Genre les attentats du 11 Septembre c’était plutôt négatif pour le monde occidental. Les attentats du GIA bah j’étais pas né alors je m’en care.

Tout ça pour dire que tu as vécu une magnifique semaine noire comme tu l’appelle si souvent.
Le vendredi soir tu as la magnifique idée de recoucher avec ton ex, comme si c’était pas assez la merde comme ça.
Le samedi soir toi et tes potes vous vous faites agresser.
Le dimanche soir toi et ta copine vous vous faites agresser.
Le lundi tu dois résoudre un problème au taff’ et ça t’angoisse de pas y arriver.
Le mardi un bon ami à toi fait une tentative de suicide.
Le mercredi tu dois remonter le moral de son amie qui est totalement en PLS, tu sais plus vraiment ce que tu fous.
Le jeudi la fille avec qui tu t’entends si bien te dis « je vois pas comment il pourrait y avoir quelque chose entre nous »
Le vendredi.
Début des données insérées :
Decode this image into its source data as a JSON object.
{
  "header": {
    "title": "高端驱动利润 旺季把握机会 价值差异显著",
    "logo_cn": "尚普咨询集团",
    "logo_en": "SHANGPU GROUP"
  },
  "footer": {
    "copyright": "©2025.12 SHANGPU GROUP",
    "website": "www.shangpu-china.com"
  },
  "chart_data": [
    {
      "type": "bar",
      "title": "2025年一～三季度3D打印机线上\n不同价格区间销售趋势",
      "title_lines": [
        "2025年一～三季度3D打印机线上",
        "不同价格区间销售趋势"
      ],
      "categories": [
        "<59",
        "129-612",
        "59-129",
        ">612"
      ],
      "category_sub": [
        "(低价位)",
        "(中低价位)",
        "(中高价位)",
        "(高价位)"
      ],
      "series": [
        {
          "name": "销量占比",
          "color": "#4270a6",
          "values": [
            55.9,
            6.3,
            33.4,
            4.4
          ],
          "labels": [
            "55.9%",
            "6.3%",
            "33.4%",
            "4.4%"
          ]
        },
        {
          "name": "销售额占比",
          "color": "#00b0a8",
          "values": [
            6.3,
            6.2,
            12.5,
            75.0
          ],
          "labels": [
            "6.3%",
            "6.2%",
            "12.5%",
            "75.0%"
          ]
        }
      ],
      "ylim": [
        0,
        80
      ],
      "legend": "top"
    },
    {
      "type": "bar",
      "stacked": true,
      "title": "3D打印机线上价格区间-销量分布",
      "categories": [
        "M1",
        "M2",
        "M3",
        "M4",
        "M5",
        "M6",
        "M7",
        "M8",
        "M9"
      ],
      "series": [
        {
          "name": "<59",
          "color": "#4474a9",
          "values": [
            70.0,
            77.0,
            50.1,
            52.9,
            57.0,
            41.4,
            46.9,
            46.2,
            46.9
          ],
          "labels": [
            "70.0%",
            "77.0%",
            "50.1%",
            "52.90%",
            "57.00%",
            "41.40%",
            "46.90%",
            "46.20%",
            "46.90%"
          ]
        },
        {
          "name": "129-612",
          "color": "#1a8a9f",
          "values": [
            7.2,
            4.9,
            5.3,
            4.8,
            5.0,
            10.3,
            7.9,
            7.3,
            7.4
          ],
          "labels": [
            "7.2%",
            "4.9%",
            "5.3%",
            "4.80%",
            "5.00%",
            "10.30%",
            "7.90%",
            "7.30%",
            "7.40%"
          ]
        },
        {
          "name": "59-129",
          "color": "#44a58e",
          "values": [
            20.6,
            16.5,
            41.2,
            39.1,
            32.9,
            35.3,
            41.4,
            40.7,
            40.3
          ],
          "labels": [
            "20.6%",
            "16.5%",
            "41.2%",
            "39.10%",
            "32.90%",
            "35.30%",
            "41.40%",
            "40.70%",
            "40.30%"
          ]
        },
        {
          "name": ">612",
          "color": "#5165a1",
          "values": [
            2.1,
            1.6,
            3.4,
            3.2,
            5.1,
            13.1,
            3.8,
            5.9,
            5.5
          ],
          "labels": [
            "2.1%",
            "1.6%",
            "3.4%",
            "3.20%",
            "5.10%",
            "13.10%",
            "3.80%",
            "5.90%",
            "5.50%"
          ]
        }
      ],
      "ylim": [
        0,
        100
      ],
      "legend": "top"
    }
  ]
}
Tu te fous une grosse race avec tes potes pour oublier qui tu es, d’ou tu viens et pourquoi t’existes.
Le samedi matin tu te réveilles vide et dépourvu de toute émotion… Encore.

Puis tu commences a scroll sur Tinder, tu sais pas trop ce que tu cherches et même si t’es pas un top model t’as rien à perdre.
Tu commencer à parler avec une fille, le stéréotype de la copine parfaite que tu cherchais quand t’avais 15 ans.
Tu la vois, tu manges une pizza avec elle, tu as des rapports sexuels protégés avec elle et elle te plaît toujours.
Elle te paie un Ice Tea, tu la raccompagnes au train, c’était un très bon après midi.
« Elle mérite vraiment d’atteindre ton coeur tu sais, c’est une bonne personne »
« Je me sens pas vivant auprès d’elle, j’aime les gens fucked up dans leur tête »
« C’est une belle opportunité mec, il faut pas tout gâcher »
« Je suis bien avec elle mais je veux tout gâcher »
« Petit con va, tu t’étonnes de rater ta vie sentimentale après »
« J’ai pas de sentiments, je suis un connard maintenant, dégage »

Et puis d’un coup t’es là, tu ressembles de plus en plus a une architecture d’un système de Google.
T’engorges un maximum de données, tu les stockes de manière désorganisée, tu traites ça de manière logique, et au final tu apprends, tu prévois et tu anticipes.
Tu commences à parler avec une meuf qui fais des études en médecine, tu revois une pote de collège, tu continues à parler à la fille de Tinder.
Toutes les trois te plaisent mais putain tu peux pas choisir, tu sais quelle est l’option logique, tu sais que la go de Tinder est la bonne.
« J’ai un bug dans mon code, je m’ennuie, je veux être vivant »
« Inspecte bien ton code, ta personne. Tout ira bien »
« T’as raison, je vais aller avec la meuf de Tinder »


Et à ce putain de moment t’as la meuf qui fait des études de médecine qui te parle. Tu fais un buffer overflow, tu commences à dérailler complet, à paniquer.
Tu sais pas trop ce qu’il se passe, tu bugges.
T’essaies de relire ton code, tu trouves un point virgule qui manque. Toujours pas ça.
Putain une boucle infinie. JE VAIS RESTER BLOQUÉ ?
Non mec, fous une condition d’arrêt.
Fuck.

tab = [P, L, C] # Les initiales des filles si vous aviez pas compris
while true: # Boucle sans condition d’arrêt
 if P != C != L # != ça veut dire différent
   exit(0)
 else:
   be_happy()

T’es là tu débugges ton code (bon celui au dessus est très simple, dans ma tête c’était fucked up), tu vas bouffer des glaçons, tu bois quelques shots et deux long island.
Tu crois que t’as foiré avec la go de Tinder, tu lui donnes pas d’affection alors qu’elle te kiffe putain.
Tu sais pas trop quoi faire alors tu laisses couler, tu verras bien si le programme fonctionne à un moment donné.

Puis t’es là, tu penses à tout ce bordel, tu t’ennuies de plus en plus.
Tu lis un magazine sur l’intelligence artificielle.
T’es devenu comme eux.
T’es devenu une machine.
Tu sais que tu apprécies voir les gens pleurer ou être heureux parce que tu n’arrives plus à éprouver ces émotions.
Tu veux créer des programmes de Deep Learning pour l’analyse comportementale pour savoir si les gens sont contents ou pas quand ils te parlent.

T’es un génie, mais la personne la plus stupide que je connaisse. Je t’aime et je te hais à la fois. Tes choix sont les meilleurs mais d’une stupidité affligeante.